When the input sound signal includes sound signals from a plurality of different sound sources, the output sound signal generation unit uses the sound source type analysis unit to generate sound signals from the plurality of sound sources. Analyzing the type of the sound source of each separated acoustic signal while extracting it as the separated acoustic signal individually from the input acoustic signal, and then subjecting each separated acoustic signal to expansion processing according to the type of the sound source of each separated acoustic signal. The acoustic signal processing apparatus according to claim 2, wherein the output acoustic signal is generated by synthesizing the plurality of separated acoustic signals.

The output sound signal generation unit generates the output sound signal from the input sound signal based not only on the analysis result by the sound source type analysis unit but also on the analysis result on the video signal of the target moving image. The acoustic signal processing device according to any one of claims 2 to 4.

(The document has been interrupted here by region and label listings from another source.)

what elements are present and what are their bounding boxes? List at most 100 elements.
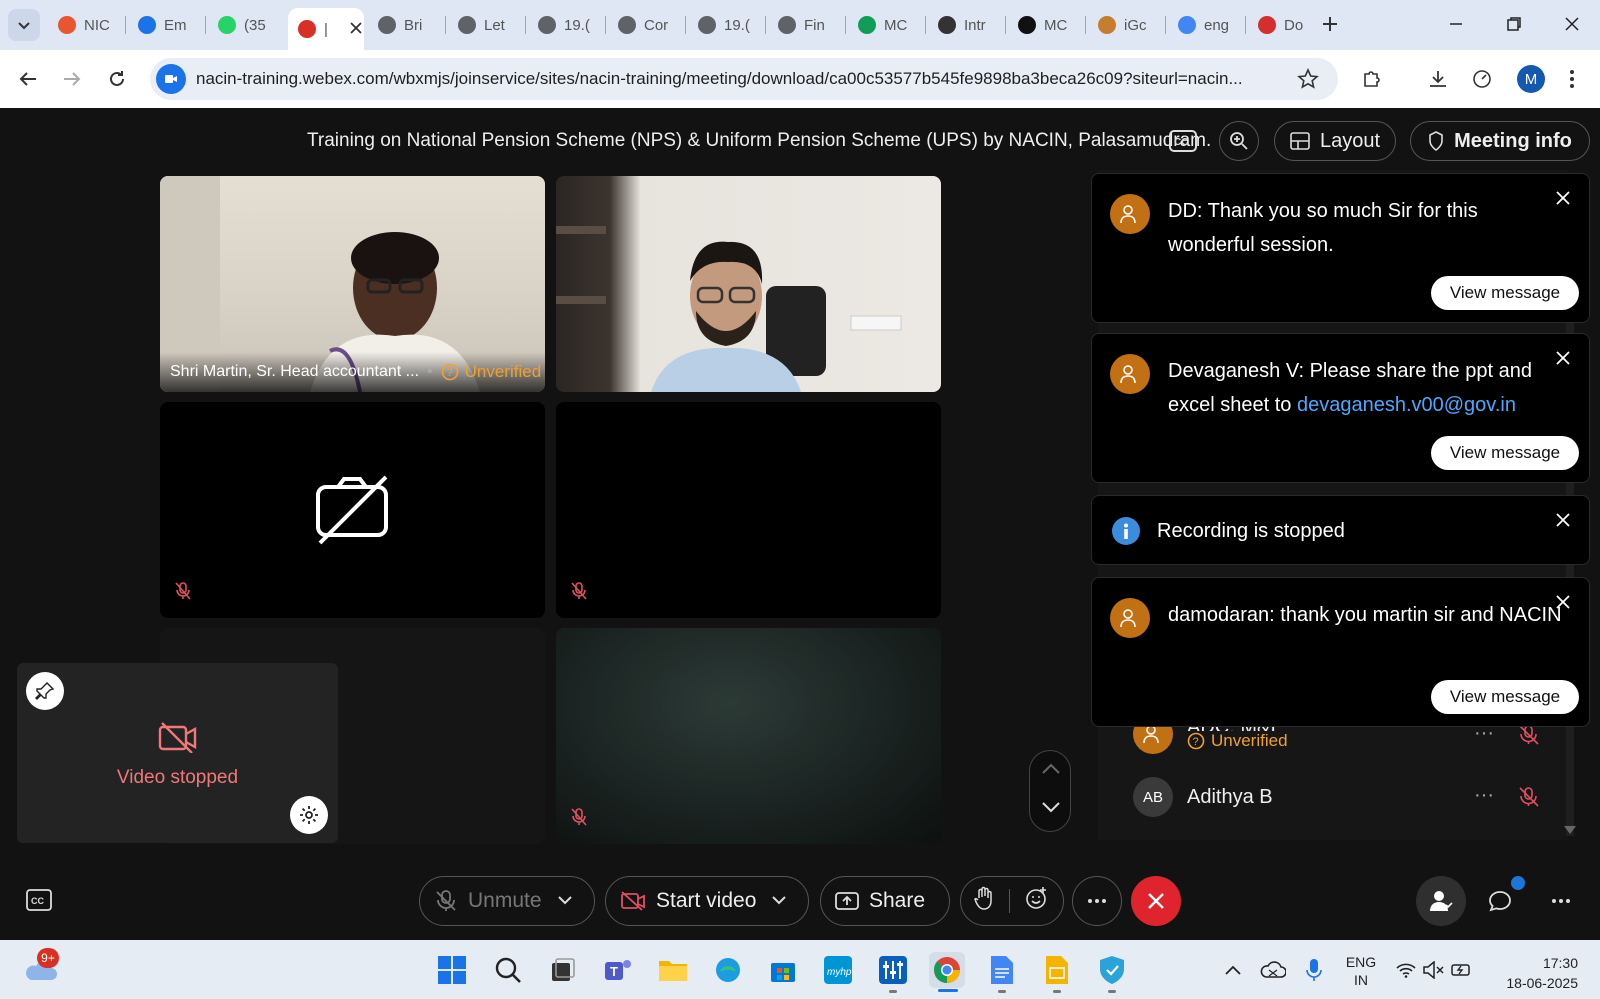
bookmark-star-button[interactable] (1292, 63, 1324, 95)
zoom-button[interactable] (1219, 121, 1259, 161)
slides-app[interactable] (1039, 952, 1075, 988)
end-call-button[interactable] (1131, 876, 1181, 926)
video-tile-participant-2[interactable] (556, 176, 941, 392)
file-explorer-app[interactable] (655, 952, 691, 988)
browser-tab[interactable]: 19.( (688, 8, 760, 42)
url-text[interactable]: nacin-training.webex.com/wbxmjs/joinserv… (196, 69, 1276, 89)
chrome-app[interactable] (929, 952, 965, 988)
scroll-down-button[interactable] (1041, 801, 1061, 820)
toast-close-button[interactable] (1551, 346, 1575, 370)
scroll-down-arrow-icon[interactable] (1563, 822, 1577, 840)
profile-avatar[interactable]: M (1517, 65, 1545, 93)
video-settings-button[interactable] (290, 796, 328, 834)
restore-button[interactable] (1494, 8, 1534, 40)
close-window-button[interactable] (1552, 8, 1592, 40)
captions-button[interactable]: CC (1164, 121, 1202, 161)
new-tab-button[interactable] (1310, 8, 1350, 40)
browser-tab[interactable]: NIC (48, 8, 120, 42)
wifi-tray[interactable] (1392, 952, 1420, 988)
docs-app[interactable] (984, 952, 1020, 988)
more-options-button[interactable] (1072, 876, 1122, 926)
show-hidden-icons-button[interactable] (1215, 952, 1251, 988)
tab-close-icon[interactable] (350, 21, 362, 38)
participant-more-button[interactable]: ··· (1474, 784, 1494, 807)
language-indicator[interactable]: ENG IN (1338, 953, 1384, 989)
video-tile-martin[interactable]: Shri Martin, Sr. Head accountant ... • ?… (160, 176, 545, 392)
teams-app[interactable]: T (600, 952, 636, 988)
browser-tab[interactable]: (35 (208, 8, 280, 42)
reload-button[interactable] (101, 63, 133, 95)
browser-tab[interactable]: Intr (928, 8, 1000, 42)
back-arrow-icon (19, 72, 36, 86)
audio-control-app[interactable] (875, 952, 911, 988)
extensions-button[interactable] (1356, 63, 1388, 95)
more-panel-options-button[interactable] (1536, 876, 1586, 926)
minimize-button[interactable] (1436, 8, 1476, 40)
email-link[interactable]: devaganesh.v00@gov.in (1297, 394, 1516, 416)
browser-tab[interactable]: Cor (608, 8, 680, 42)
toast-close-button[interactable] (1551, 186, 1575, 210)
microphone-tray[interactable] (1296, 952, 1332, 988)
site-info-icon[interactable] (156, 64, 186, 94)
view-message-button[interactable]: View message (1431, 276, 1579, 310)
view-message-button[interactable]: View message (1431, 436, 1579, 470)
store-app[interactable] (765, 952, 801, 988)
google-slides-icon (1046, 956, 1068, 984)
toast-message: Devaganesh V: Please share the ppt and e… (1168, 360, 1532, 416)
browser-tab[interactable]: eng (1168, 8, 1240, 42)
globe-icon (618, 16, 636, 34)
video-tile-participant-3[interactable] (160, 402, 545, 618)
browser-tab[interactable]: MC (848, 8, 920, 42)
performance-button[interactable] (1466, 63, 1498, 95)
browser-tab[interactable]: Fin (768, 8, 840, 42)
captions-toggle-button[interactable]: CC (26, 889, 52, 916)
browser-tab[interactable]: Em (128, 8, 200, 42)
toast-close-button[interactable] (1551, 590, 1575, 614)
onedrive-tray[interactable] (1255, 952, 1291, 988)
browser-tab[interactable]: Bri (368, 8, 440, 42)
chat-notification-dot (1511, 876, 1525, 890)
battery-tray[interactable] (1448, 952, 1476, 988)
browser-tab[interactable]: MC (1008, 8, 1080, 42)
raise-hand-button[interactable] (973, 886, 995, 916)
meeting-info-button[interactable]: Meeting info (1410, 121, 1590, 161)
clock[interactable]: 17:30 18-06-2025 (1498, 953, 1578, 993)
volume-tray[interactable] (1420, 952, 1448, 988)
scroll-up-button[interactable] (1041, 761, 1061, 780)
meeting-title: Training on National Pension Scheme (NPS… (307, 130, 1212, 151)
tab-label: Let (484, 16, 505, 34)
video-tile-participant-4[interactable] (556, 402, 941, 618)
browser-tab[interactable]: Let (448, 8, 520, 42)
task-view-button[interactable] (545, 952, 581, 988)
restore-icon (1507, 17, 1521, 31)
forward-button[interactable] (56, 63, 88, 95)
search-button[interactable] (490, 952, 526, 988)
myhp-app[interactable]: myhp (820, 952, 856, 988)
participant-avatar: AB (1133, 777, 1173, 817)
start-button[interactable] (434, 952, 470, 988)
browser-tab[interactable]: 19.( (528, 8, 600, 42)
unverified-badge: ? Unverified (1187, 731, 1288, 751)
tab-label: MC (884, 16, 908, 34)
pin-button[interactable] (26, 672, 64, 710)
downloads-button[interactable] (1422, 63, 1454, 95)
browser-tab[interactable]: | (288, 8, 364, 50)
view-message-button[interactable]: View message (1431, 680, 1579, 714)
chat-bubble-icon (1489, 891, 1511, 912)
share-button[interactable]: Share (820, 876, 950, 926)
participant-row[interactable]: AB Adithya B (1133, 777, 1273, 817)
reactions-button[interactable] (1024, 886, 1048, 916)
start-video-button[interactable]: Start video (605, 876, 809, 926)
vpn-app[interactable] (1094, 952, 1130, 988)
unmute-button[interactable]: Unmute (419, 876, 595, 926)
browser-tab[interactable]: iGc (1088, 8, 1160, 42)
back-button[interactable] (12, 63, 44, 95)
toast-close-button[interactable] (1551, 508, 1575, 532)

An electronic apparatus comprising the acoustic signal processing device according to any one of claims 1 to 5,
When shooting the target moving image at a first frame rate, generating the output acoustic signal from the input acoustic signal and recording the output acoustic signal on a recording medium; or
When the input sound signal is recorded on the recording medium and the target moving image is reproduced at the second frame rate, the output sound signal is generated from the recorded input sound signal, and the target moving image is generated. And an electronic apparatus that reproduces the output acoustic signal.